En el club de la calle de Mostrelet fue donde el fogoso abogado Schut, lanzando bruscamente la cuestión a la faz de sus oyentes, los apasionó empleando las expresiones y metáforas de costumbre en estas circunstancias. Recordó el delito y el agravio hecho a Quiquendone, y para el cual un pueblo celoso de sus derechos no podía admitir prescripción. Mostró la injuria siempre viva, la llaga siempre sangrienta; habló de ciertos encogimientos de hombros peculiares de los habitantes de Virgamen, y que indicaban el desprecio en que tenían a los de Quiquendone; suplicó a sus compatriotas que, inconscientemente quizá, habían sufrido durante tantos siglos el mortal ultraje; rogó a los hijos de la vieja ciudad que ya no tuviesen otro objetivo que el de obtener una reparación solemne. En fin, hizo un llamamiento a todas las fuerzas vivas de la nación.

El entusiasmo con que estas palabras, tan nuevas para los oídos quiquendonenses, fueron acogidas, se siente, pero no se explica. Todos los oyentes se levantaron, y con los brazos extendidos pedían la guerra a voz en grito. Nunca había obtenido el abogado Schut tan notable triunfo, y es necesario confesar que fue brillantísimo.

El burgomaestre, el consejero, todos los notables que asistían a esa memorable sesión, hubieran inútilmente querido resistir al arrebato popular. Por otra parte, ni deseos tenían de ello, y si no más, al menos tan alto como los otros gritaban:.

-¡A la frontera! ¡A la frontera!

Y como la frontera no estaba más que a tres kilómetros de los muros de Quiquendone, los virgamenses corrían verdadero peligro, puesto que podían ser invadidos antes de haber tenido tiempo de prepararse.

Entretanto, el honorable farmacéutico José Liefrink, que era el único en conservar su sangre fría en tan graves circunstancias, quiso hacer comprender que se carecía de fusiles, cañones y generales.

Le respondieron, no sin algunas invectivas, que esos generales, cañones y fusiles, se improvisarían; que el derecho y el amor patrio bastaban para hacer a un pueblo irresistible.

Sobre esto mismo el burgomaestre tomó la palabra, y en una improvisación sublime, increpó a esas gentes pusilámines que disfrazan el miedo bajo el velo de la prudencia, velo que él rasgaba con patriótica mano.

En aquel momento se hubiera creído que el salón se iba a hundir bajo los aplausos

Se pidió la votación.

Se procedió por aclamación, y los gritos redoblaron

-¡A Virgamen! ¡A Virgamen!

El burgomaestre se comprometió a poner los ejércitos en movimiento, y en nombre de la villa prometió al futuro vencedor los honores del triunfo, como lo verificaban los romanos.

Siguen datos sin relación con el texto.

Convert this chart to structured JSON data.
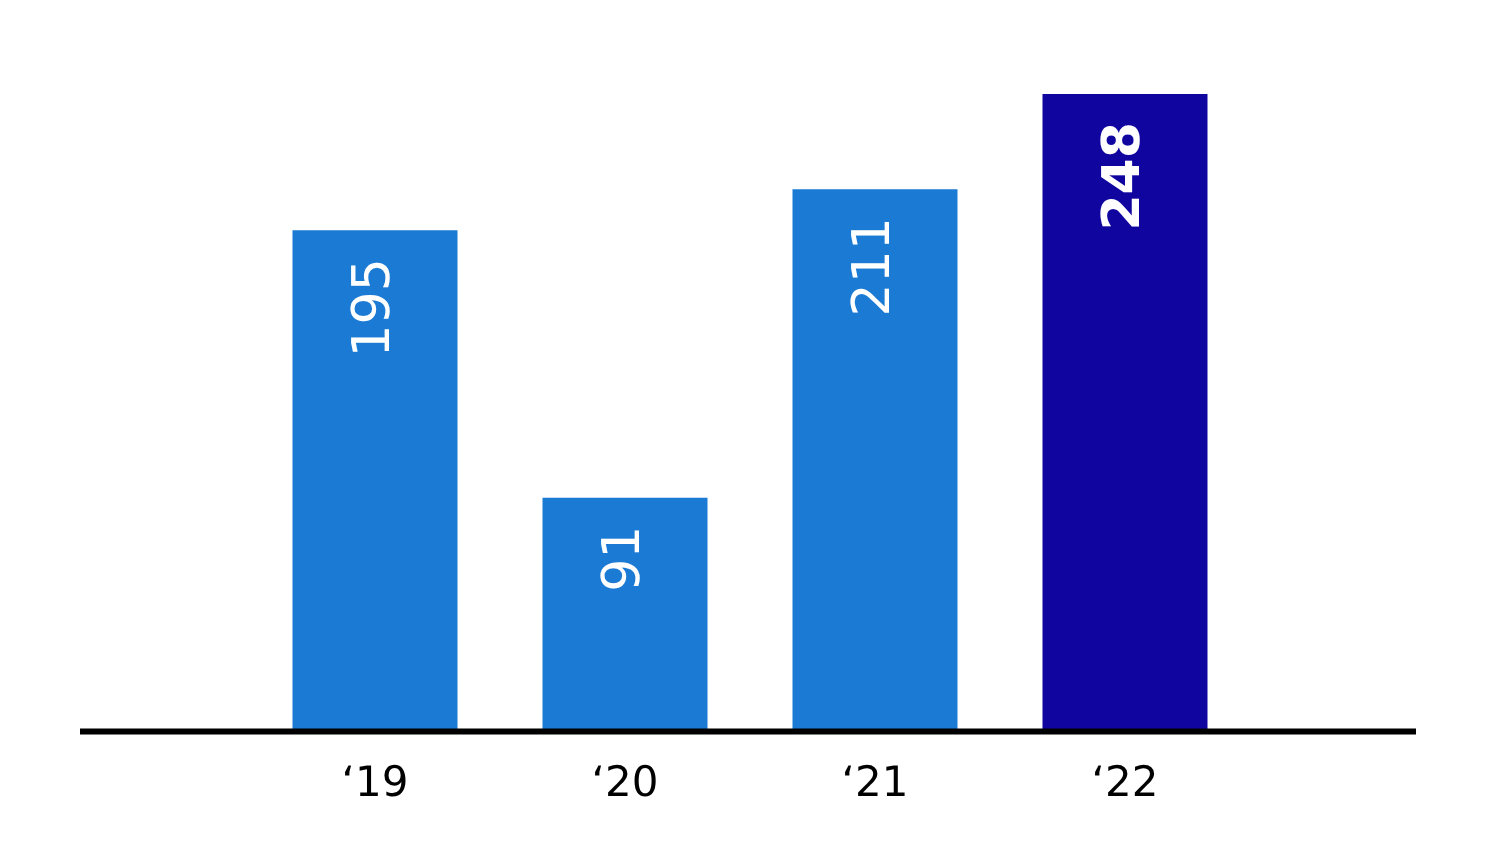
{
  "chart_data": {
    "type": "bar",
    "categories": [
      "‘19",
      "‘20",
      "‘21",
      "‘22"
    ],
    "values": [
      195,
      91,
      211,
      248
    ],
    "colors": [
      "#1a7ad4",
      "#1a7ad4",
      "#1a7ad4",
      "#10069f"
    ],
    "data_labels": true,
    "grid": false,
    "legend": false
  }
}
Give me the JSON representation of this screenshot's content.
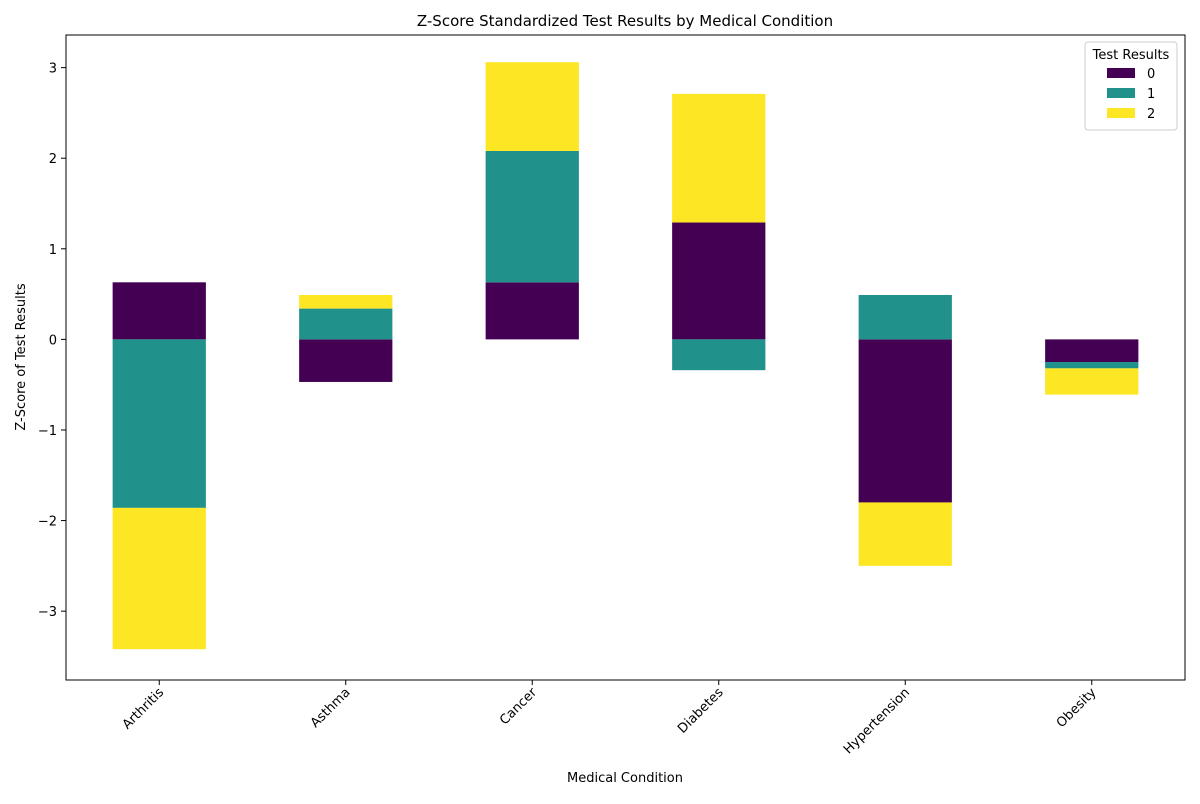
{
  "chart_data": {
    "type": "bar",
    "stacked": true,
    "title": "Z-Score Standardized Test Results by Medical Condition",
    "xlabel": "Medical Condition",
    "ylabel": "Z-Score of Test Results",
    "categories": [
      "Arthritis",
      "Asthma",
      "Cancer",
      "Diabetes",
      "Hypertension",
      "Obesity"
    ],
    "series": [
      {
        "name": "0",
        "color": "#440154",
        "values": [
          0.63,
          -0.47,
          0.63,
          1.29,
          -1.8,
          -0.25
        ]
      },
      {
        "name": "1",
        "color": "#21918c",
        "values": [
          -1.86,
          0.34,
          1.45,
          -0.34,
          0.49,
          -0.07
        ]
      },
      {
        "name": "2",
        "color": "#fde725",
        "values": [
          -1.56,
          0.15,
          0.98,
          1.42,
          -0.7,
          -0.29
        ]
      }
    ],
    "ylim": [
      -3.76,
      3.36
    ],
    "yticks": [
      -3,
      -2,
      -1,
      0,
      1,
      2,
      3
    ],
    "ytick_labels": [
      "−3",
      "−2",
      "−1",
      "0",
      "1",
      "2",
      "3"
    ],
    "grid": false,
    "legend": {
      "title": "Test Results",
      "placement": "top-right"
    }
  }
}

Entretanto, el farmacéutico José Liefrink, que era algo testarudo, y que no se daba por vencido, aunque ya lo estaba realmente, quiso presentar todavía una observación. Hizo recordar que en Roma no se concedía el triunfo a los generales vencedores sino después de haber matado a cinco mil enemigos.

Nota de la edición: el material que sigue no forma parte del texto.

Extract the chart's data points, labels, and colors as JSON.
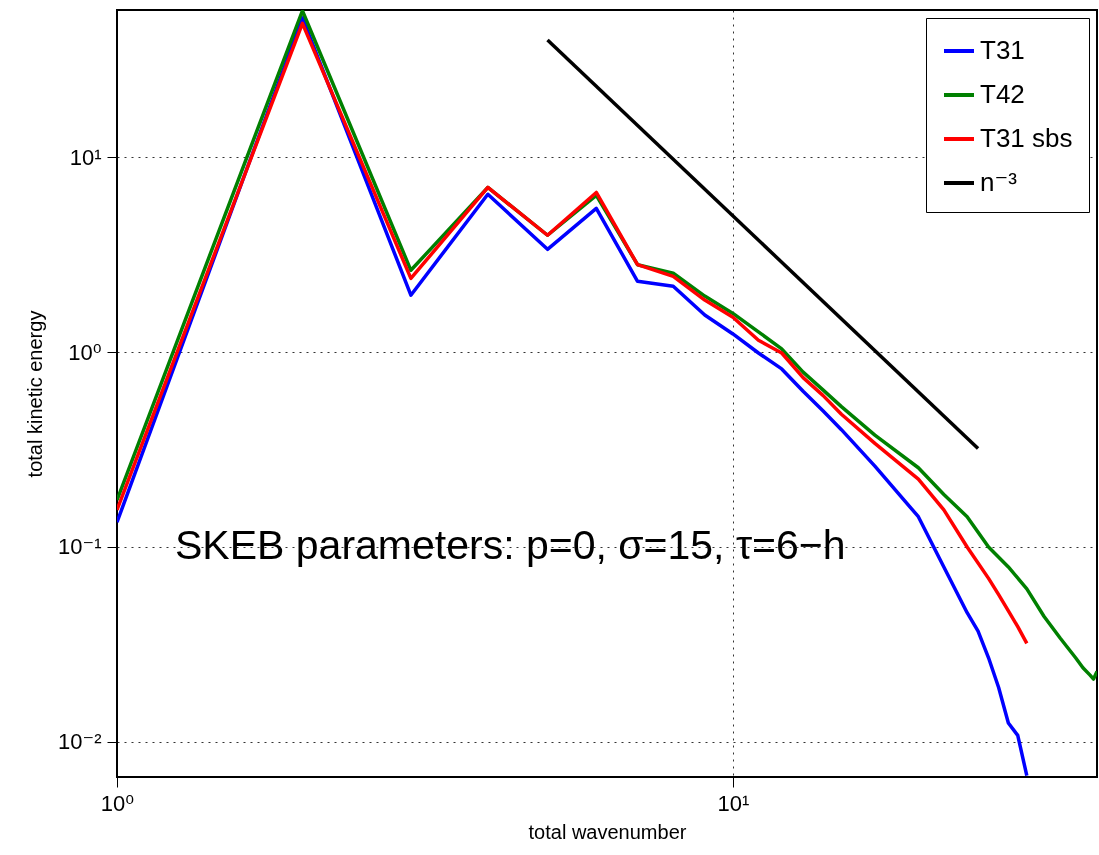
{
  "chart_data": {
    "type": "line",
    "xlabel": "total wavenumber",
    "ylabel": "total kinetic energy",
    "log": "xy",
    "grid": true,
    "legend": "top right",
    "xlim": [
      1,
      39
    ],
    "ylim": [
      0.0066,
      57
    ],
    "xticks": [
      {
        "value": 1,
        "label": "10⁰"
      },
      {
        "value": 10,
        "label": "10¹"
      }
    ],
    "yticks": [
      {
        "value": 0.01,
        "label": "10⁻²"
      },
      {
        "value": 0.1,
        "label": "10⁻¹"
      },
      {
        "value": 1,
        "label": "10⁰"
      },
      {
        "value": 10,
        "label": "10¹"
      }
    ],
    "annotations": [
      "SKEB parameters: p=0, σ=15, τ=6−h"
    ],
    "series": [
      {
        "name": "T31",
        "color": "#0000ff",
        "x": [
          1,
          2,
          3,
          4,
          5,
          6,
          7,
          8,
          9,
          10,
          11,
          12,
          13,
          14,
          15,
          17,
          20,
          22,
          24,
          25,
          26,
          27,
          28,
          29,
          30
        ],
        "values": [
          0.134,
          52,
          1.96,
          6.46,
          3.37,
          5.47,
          2.31,
          2.18,
          1.55,
          1.24,
          0.99,
          0.82,
          0.63,
          0.5,
          0.4,
          0.26,
          0.143,
          0.079,
          0.046,
          0.037,
          0.027,
          0.019,
          0.0125,
          0.0108,
          0.0067
        ]
      },
      {
        "name": "T42",
        "color": "#008000",
        "x": [
          1,
          2,
          3,
          4,
          5,
          6,
          7,
          8,
          9,
          10,
          11,
          12,
          13,
          14,
          15,
          17,
          20,
          22,
          24,
          26,
          28,
          30,
          32,
          34,
          36,
          37,
          38,
          38.5,
          39
        ],
        "values": [
          0.174,
          56.5,
          2.63,
          7.0,
          3.98,
          6.38,
          2.81,
          2.54,
          1.94,
          1.58,
          1.27,
          1.04,
          0.79,
          0.64,
          0.525,
          0.375,
          0.255,
          0.186,
          0.143,
          0.1,
          0.079,
          0.061,
          0.044,
          0.034,
          0.027,
          0.024,
          0.022,
          0.021,
          0.023
        ]
      },
      {
        "name": "T31 sbs",
        "color": "#ff0000",
        "x": [
          1,
          2,
          3,
          4,
          5,
          6,
          7,
          8,
          9,
          10,
          11,
          12,
          13,
          14,
          15,
          17,
          20,
          22,
          24,
          26,
          27,
          28,
          29,
          30
        ],
        "values": [
          0.155,
          48.7,
          2.39,
          7.0,
          3.98,
          6.6,
          2.81,
          2.45,
          1.85,
          1.51,
          1.15,
          0.99,
          0.74,
          0.6,
          0.48,
          0.34,
          0.223,
          0.155,
          0.1,
          0.069,
          0.057,
          0.047,
          0.039,
          0.032
        ]
      },
      {
        "name": "n⁻³",
        "color": "#000000",
        "x": [
          5,
          25
        ],
        "values": [
          40,
          0.32
        ]
      }
    ]
  }
}
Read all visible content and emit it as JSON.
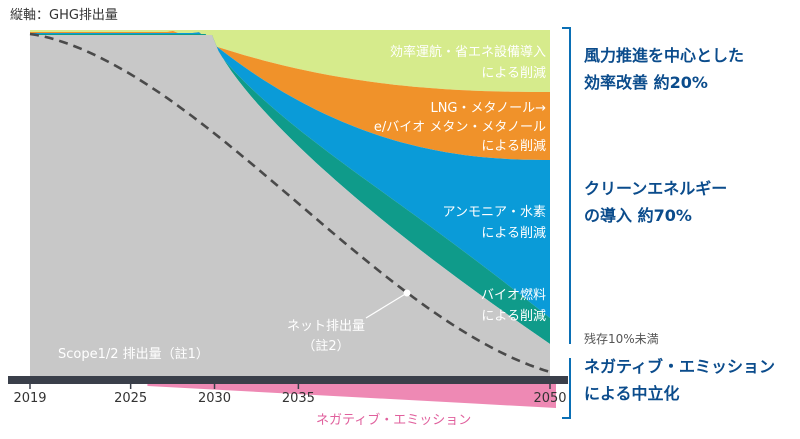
{
  "chart_data": {
    "type": "area",
    "y_axis_label": "縦軸：GHG排出量",
    "x_ticks": [
      2019,
      2025,
      2030,
      2035,
      2050
    ],
    "xlim": [
      2019,
      2050
    ],
    "ylim": [
      -12,
      100
    ],
    "colors": {
      "efficiency": "#d6eb8c",
      "lng_methanol": "#f0922a",
      "ammonia_hydrogen": "#0a9bd8",
      "biofuel": "#0f9b8a",
      "scope12": "#c8c8c8",
      "negative": "#ee89b4",
      "bracket": "#0a6fb5"
    },
    "bands": [
      {
        "key": "efficiency",
        "labels": [
          "効率運航・省エネ設備導入",
          "による削減"
        ]
      },
      {
        "key": "lng_methanol",
        "labels": [
          "LNG・メタノール→",
          "e/バイオ メタン・メタノール",
          "による削減"
        ]
      },
      {
        "key": "ammonia_hydrogen",
        "labels": [
          "アンモニア・水素",
          "による削減"
        ]
      },
      {
        "key": "biofuel",
        "labels": [
          "バイオ燃料",
          "による削減"
        ]
      }
    ],
    "scope12_label": "Scope1/2 排出量（註1）",
    "net_label": [
      "ネット排出量",
      "（註2）"
    ],
    "negative_label": "ネガティブ・エミッション",
    "residual_label": "残存10%未満",
    "groups": [
      {
        "key": "wind",
        "labels": [
          "風力推進を中心とした",
          "効率改善 約20%"
        ]
      },
      {
        "key": "clean",
        "labels": [
          "クリーンエネルギー",
          "の導入 約70%"
        ]
      },
      {
        "key": "neutral",
        "labels": [
          "ネガティブ・エミッション",
          "による中立化"
        ]
      }
    ]
  }
}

-¡Y qué!, ¡Y qué! -gritó delirante la concurrencia.

-Es que la población de Virgamen no asciende más que a tres mil quinientos setenta y cinco habitantes, y, por consiguiente, sería difícil, a no ser que se matase muchas veces a la misma persona...

Pero no dejaron que el desgraciado argumentador concluyese y le echaron del salón, confuso y completamente molido.

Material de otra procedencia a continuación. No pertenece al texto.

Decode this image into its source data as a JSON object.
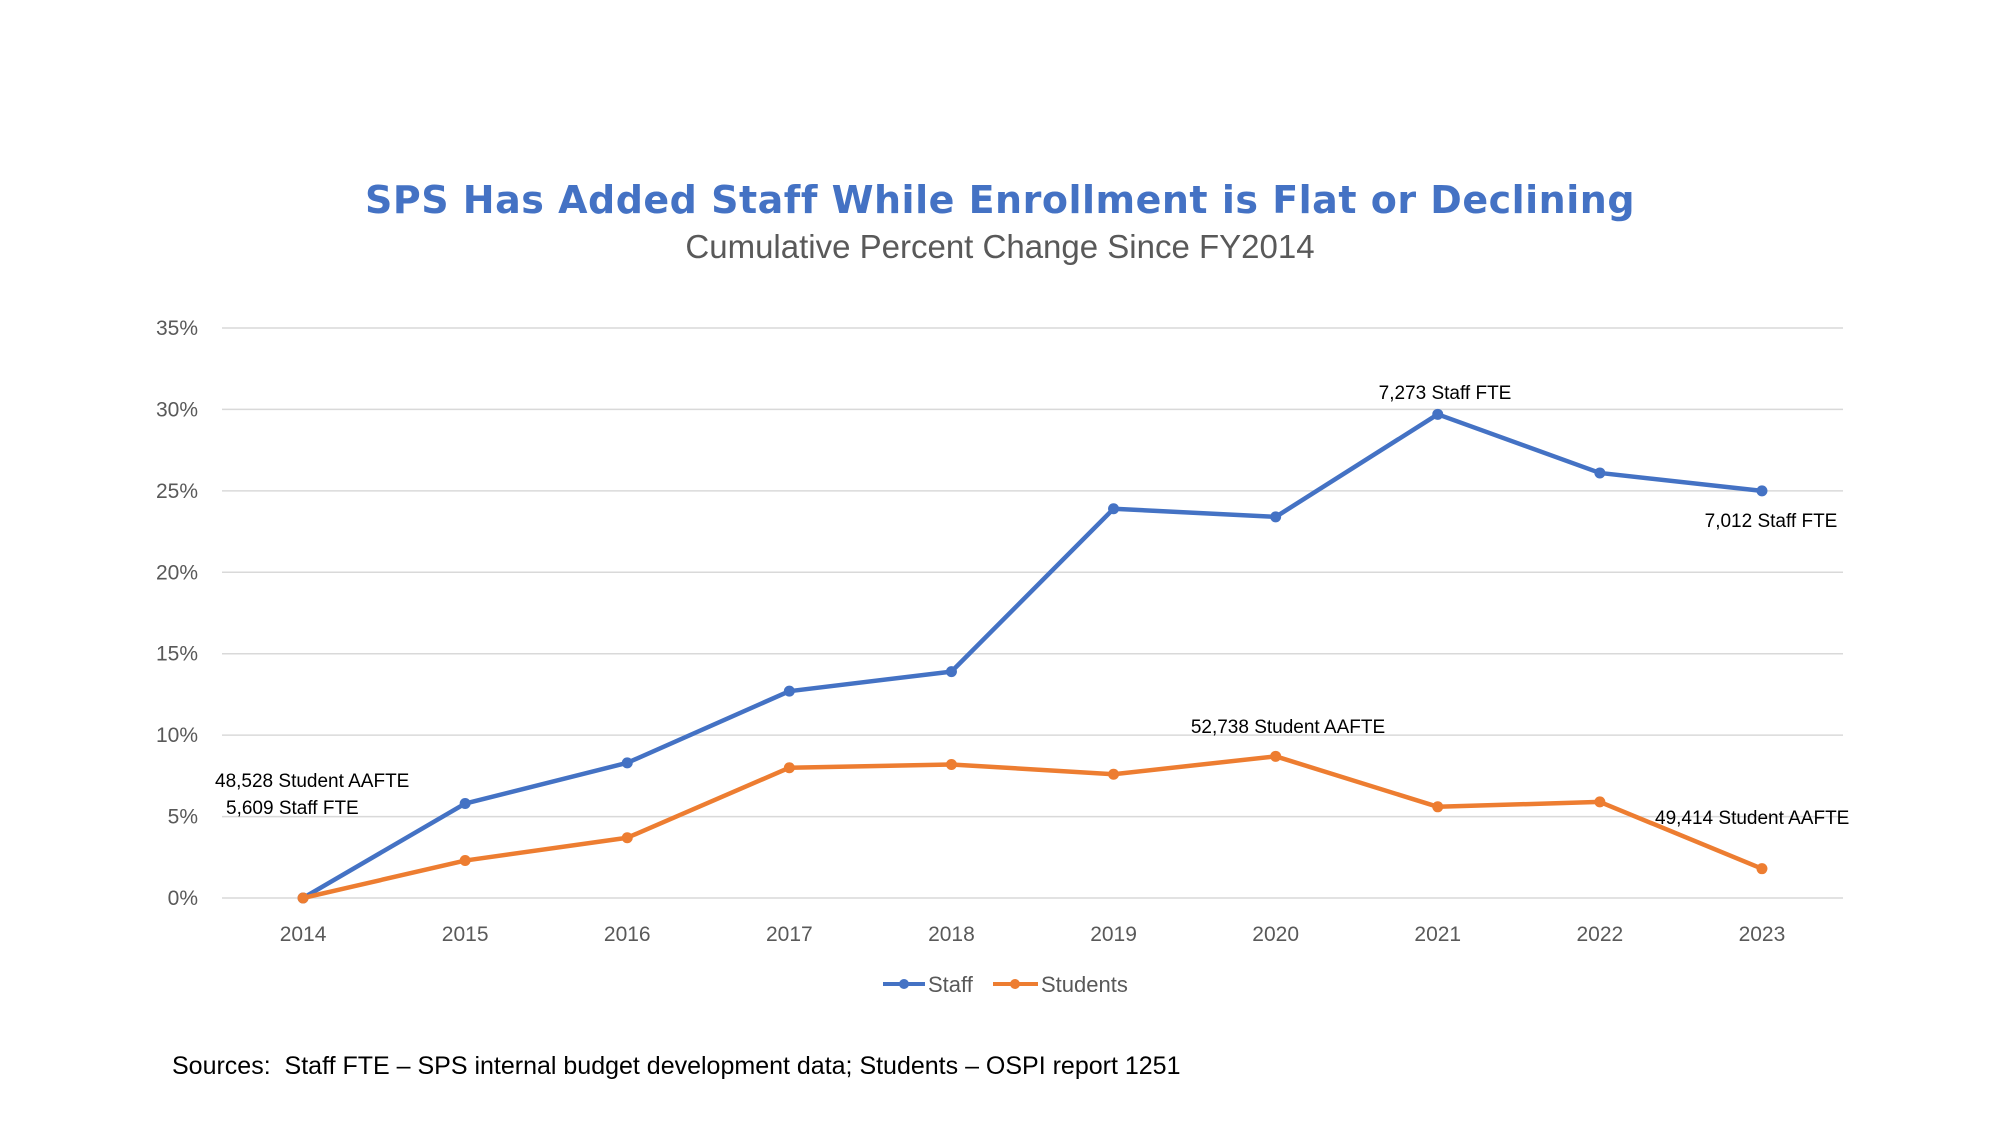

-Ciudadanos -dijo entonces el tendero de comestibles Pulmacher, que generalmente vendía especias al por menor-, ciudadanos, a pesar de lo dicho por ese cobarde boticario, me comprometo yo a matar cinco mil virgamenses, si quieren aceptar mis servicios...

-¡Cinco mil quinientos! -gritó un patriota más resuelto.

-¡Seis mil seiscientos! -repuso el tendero.

-¡Siete mil! -gritó el confitero de la calle de Hemling, Juan Orbideck, que estaba haciendo su fortuna con los merengues.

-¡Rematado! -exclamó el burgomaestre van Tricasse, viendo que nadie pujaba más.

Y fue de este modo que el confitero Juan Orbideck se hizo general en jefe de las tropas de Quiquendone.